Beberapa sekolah-sekolah bisnis top kemudian memperkenalkan model pengajaran berbasis kasus (case study) sebagai upaya untuk menutup celah 'ketidak-sesuaian' antara teori dan praktek ini. Kelas-kelas yang bersifat aplikatif seperti program MBA dan kelas eksekutif pun diperkenalkan. Dengan harapan, ini bisa menjadi jembatan antara kebutuhan bisnis dan tuntutan riset yang harus dilakoni oleh civitas akademika.

Sampai di sini kritik bukannya tidak ada. Beberapa kalangan kemudian menilai bahwa sekolah-sekolah bisnis telah berubah menjadi sebuah industri tersendiri, yang melihat mahasiswa tak ubahnya sebagai konsumen semata. Kritik lain menyebutkan bahwa sekolah-sekolah bisnis itu sudah tak berideologi mulia lagi, dimana keuntungan finansial menjadi tujuan utama layaknya sebuah korporasi dan mempertaruhkan integritas akademiknya.

Tak berhenti di situ, kondisi ekonomi global yang tidak menggembirakan juga ditengarai sebagai akibat dari sistem pendidikan ekonomi dan bisnis yang sangat kaku dan tidak bermoral. Diawali dari runtuhnya Enron dan diikuti dengan beberapa korporasi besar lainnya. Semuanya bermuara pada pengajaran ekonomi dan bisnis yang dianggap menjadikan orang menjadi rakus dan amoral. Keuntungan finansial menjadi segalanya tanpa perlu merisaukan urusan lain.

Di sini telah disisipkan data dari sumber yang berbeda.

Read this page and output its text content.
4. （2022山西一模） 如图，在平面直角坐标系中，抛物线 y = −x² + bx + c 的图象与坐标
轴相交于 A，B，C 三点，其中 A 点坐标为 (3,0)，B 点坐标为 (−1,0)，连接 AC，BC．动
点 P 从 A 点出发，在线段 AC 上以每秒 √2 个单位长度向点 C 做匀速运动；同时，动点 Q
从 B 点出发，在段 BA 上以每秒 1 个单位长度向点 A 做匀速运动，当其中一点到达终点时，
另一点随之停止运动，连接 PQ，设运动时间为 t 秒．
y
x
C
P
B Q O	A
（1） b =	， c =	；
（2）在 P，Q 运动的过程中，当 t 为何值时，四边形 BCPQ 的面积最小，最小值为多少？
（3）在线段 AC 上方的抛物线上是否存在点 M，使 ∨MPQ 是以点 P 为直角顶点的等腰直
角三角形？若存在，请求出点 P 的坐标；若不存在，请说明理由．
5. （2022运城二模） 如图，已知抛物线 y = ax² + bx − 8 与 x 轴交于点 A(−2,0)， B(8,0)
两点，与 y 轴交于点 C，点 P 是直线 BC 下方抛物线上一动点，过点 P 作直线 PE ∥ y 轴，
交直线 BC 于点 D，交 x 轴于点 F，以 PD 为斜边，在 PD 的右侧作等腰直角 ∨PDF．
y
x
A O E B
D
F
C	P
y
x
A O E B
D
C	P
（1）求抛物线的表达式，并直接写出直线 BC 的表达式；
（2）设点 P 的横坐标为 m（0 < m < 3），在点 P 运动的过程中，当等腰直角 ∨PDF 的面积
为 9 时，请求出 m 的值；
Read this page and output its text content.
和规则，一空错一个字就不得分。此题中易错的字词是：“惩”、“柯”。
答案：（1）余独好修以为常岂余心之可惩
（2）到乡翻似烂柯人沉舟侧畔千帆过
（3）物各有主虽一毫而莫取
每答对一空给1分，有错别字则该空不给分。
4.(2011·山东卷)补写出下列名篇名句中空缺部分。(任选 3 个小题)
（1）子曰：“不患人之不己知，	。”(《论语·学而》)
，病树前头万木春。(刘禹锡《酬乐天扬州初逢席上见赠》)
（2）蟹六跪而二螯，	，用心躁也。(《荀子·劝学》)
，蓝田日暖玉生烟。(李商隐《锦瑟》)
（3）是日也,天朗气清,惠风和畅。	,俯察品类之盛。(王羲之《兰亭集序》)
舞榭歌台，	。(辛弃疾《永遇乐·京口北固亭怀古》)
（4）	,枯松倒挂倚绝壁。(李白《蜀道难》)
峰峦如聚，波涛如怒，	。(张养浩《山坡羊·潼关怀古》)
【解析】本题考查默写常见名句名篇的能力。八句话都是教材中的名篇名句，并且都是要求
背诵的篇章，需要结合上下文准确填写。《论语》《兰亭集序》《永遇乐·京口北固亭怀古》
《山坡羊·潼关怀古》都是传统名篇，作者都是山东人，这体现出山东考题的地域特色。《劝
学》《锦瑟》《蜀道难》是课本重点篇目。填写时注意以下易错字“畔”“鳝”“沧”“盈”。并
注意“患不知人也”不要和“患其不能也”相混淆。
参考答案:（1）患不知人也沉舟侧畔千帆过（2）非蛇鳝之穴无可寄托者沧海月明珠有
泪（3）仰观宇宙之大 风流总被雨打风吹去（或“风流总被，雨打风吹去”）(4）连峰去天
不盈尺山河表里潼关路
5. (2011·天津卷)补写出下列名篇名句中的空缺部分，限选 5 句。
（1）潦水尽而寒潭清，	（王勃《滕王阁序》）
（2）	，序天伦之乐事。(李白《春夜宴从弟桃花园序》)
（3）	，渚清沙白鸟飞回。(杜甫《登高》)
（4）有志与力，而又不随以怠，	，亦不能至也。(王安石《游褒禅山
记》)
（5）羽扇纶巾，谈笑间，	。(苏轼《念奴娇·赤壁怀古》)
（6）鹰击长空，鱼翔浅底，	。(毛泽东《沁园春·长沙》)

Yang paling anyar kritik (tepatnya refleksi) disampaikan oleh Professor Howard Davies yang mengambil kisah dari ketidak-puasan Jean-Claude Trichet, mantan gubernur bank sentral Eropa, terhadap terbatasnya kemampuan 'ilmu ekonomi' untuk mengatasi masalah-masalah ekonomi yang mendera banyak negara kini. Menurutnya, model-model konvensional yang ditawarkan ilmu ekonomi tak lagi cukup dan mumpuni untuk digunakan sebagai landasan untuk mengambil keputusan. Akhirnya, gubernur bank sentral Eropa ini meminta bantuan kepada ahli dari bidang lain seperti ahli fisika, biologi, hingga ahli psikologi untuk menjelaskan apa sebenarnya yang terjadi dengan ekonomi global.